Right now, developers can pretty much install anything, which is raising some red flags for supply-chain risks and data exfiltration. We need a way to completely lock down extension installs and only allow a specific list of pre-approved tools.
How should we handle that?
Hi Joshua!
Cursor does support extension allowlisting. For a Teams plan, the two options are:
1. MDM Policy (recommended for full lockdown) If your team uses a device management solution (macOS MDM, Windows Intune/Group Policy), you can push the AllowedExtensions policy to all managed devices. This is the strongest approach because it overrides any local user changes — developers can’t bypass it. See: Deployment Patterns — MDM Configuration
2. Local extensions.allowed setting You can configure the extensions.allowed setting in each developer’s settings.json. The format is a JSON object where keys are publisher names or full extension IDs:
{
"anysphere": true,
"github": true,
"esbenp.prettier-vscode": true
}
Only explicitly listed publishers/extensions are allowed; everything else is blocked. However, without MDM enforcement, developers can edit this setting themselves. So this works best when combined with MDM to lock down the config file, or in environments where you trust developers to follow policy.

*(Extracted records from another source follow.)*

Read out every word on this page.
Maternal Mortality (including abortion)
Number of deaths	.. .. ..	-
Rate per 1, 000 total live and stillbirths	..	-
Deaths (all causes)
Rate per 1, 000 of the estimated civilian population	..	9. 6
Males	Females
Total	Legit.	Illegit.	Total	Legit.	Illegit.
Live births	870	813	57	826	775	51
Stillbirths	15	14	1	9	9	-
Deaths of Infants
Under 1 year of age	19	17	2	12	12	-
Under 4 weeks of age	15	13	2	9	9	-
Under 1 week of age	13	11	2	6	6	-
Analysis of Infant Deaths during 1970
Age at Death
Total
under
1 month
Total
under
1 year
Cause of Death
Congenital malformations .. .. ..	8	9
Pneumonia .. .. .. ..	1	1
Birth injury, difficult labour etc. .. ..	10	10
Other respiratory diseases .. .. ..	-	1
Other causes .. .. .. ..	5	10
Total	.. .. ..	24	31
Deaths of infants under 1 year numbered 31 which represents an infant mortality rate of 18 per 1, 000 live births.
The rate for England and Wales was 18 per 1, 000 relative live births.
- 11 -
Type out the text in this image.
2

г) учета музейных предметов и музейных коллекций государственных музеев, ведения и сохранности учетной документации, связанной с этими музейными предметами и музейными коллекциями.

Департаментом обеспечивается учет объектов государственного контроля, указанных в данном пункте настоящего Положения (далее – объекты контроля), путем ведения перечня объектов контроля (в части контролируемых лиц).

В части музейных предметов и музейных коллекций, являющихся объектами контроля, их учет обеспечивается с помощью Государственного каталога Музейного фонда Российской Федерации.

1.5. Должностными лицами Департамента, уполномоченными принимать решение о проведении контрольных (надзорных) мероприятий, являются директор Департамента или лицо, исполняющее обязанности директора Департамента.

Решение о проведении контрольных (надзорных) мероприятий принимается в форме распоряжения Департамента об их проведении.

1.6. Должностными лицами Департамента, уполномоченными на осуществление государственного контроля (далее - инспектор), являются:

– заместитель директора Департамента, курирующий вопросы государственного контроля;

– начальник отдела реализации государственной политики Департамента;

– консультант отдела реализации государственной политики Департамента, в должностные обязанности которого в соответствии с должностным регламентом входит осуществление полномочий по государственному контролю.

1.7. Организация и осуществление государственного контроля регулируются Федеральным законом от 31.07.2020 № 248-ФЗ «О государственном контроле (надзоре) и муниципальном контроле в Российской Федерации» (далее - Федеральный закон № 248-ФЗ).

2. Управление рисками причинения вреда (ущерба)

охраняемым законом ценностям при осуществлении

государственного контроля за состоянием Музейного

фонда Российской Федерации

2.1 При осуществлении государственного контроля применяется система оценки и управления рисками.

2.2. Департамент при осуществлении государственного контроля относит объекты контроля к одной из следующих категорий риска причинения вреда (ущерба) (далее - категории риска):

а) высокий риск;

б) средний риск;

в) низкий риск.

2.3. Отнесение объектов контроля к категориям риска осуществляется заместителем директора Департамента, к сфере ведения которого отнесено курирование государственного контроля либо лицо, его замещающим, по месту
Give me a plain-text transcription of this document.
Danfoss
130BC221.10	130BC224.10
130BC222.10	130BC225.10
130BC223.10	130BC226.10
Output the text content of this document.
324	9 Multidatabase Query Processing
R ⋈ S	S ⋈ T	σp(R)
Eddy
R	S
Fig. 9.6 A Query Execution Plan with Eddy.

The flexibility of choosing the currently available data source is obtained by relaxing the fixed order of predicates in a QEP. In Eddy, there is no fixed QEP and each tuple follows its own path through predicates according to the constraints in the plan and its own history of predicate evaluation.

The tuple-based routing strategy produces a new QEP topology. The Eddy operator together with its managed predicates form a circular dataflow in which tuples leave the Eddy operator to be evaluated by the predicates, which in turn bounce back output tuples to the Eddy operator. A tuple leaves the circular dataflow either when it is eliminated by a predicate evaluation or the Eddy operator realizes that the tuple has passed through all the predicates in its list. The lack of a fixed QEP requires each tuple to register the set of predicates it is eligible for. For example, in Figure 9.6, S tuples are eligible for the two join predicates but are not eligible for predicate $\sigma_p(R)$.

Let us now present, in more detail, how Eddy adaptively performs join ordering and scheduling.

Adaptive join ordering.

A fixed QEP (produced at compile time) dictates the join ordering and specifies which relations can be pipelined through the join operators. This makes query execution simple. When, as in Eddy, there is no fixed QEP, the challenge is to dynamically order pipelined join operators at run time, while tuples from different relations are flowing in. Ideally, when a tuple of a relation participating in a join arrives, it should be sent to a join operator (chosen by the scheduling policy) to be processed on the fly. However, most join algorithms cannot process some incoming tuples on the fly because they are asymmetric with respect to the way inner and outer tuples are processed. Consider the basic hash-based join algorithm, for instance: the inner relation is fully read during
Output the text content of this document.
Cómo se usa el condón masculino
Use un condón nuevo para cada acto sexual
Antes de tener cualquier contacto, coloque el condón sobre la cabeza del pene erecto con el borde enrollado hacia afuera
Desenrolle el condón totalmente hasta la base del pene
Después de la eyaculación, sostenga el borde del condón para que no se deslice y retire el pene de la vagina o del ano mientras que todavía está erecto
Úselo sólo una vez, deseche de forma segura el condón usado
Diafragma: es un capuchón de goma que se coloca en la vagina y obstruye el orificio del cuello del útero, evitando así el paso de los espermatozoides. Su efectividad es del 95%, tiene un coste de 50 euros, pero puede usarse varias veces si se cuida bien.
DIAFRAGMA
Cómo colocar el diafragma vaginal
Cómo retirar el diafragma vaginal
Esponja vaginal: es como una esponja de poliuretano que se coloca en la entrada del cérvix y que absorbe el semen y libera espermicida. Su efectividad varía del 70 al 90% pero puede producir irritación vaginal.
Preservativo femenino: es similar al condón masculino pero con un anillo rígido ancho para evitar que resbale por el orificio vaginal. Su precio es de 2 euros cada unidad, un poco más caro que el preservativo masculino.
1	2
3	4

Full details on the format and behavior: Identity and Access Management — Allowed Extensions
The admin dashboard also has a centralized extension allowlist configuration, but that’s available on the Enterprise plan. If your team grows into needing centralized management without MDM, that would be an option to consider down the line.
You may also find this related thread helpful: Does Cursor Support Locking Extensions with extensions.allowed?
Let me know if you have questions about the setup!
Thanks, this gives the clarity I need.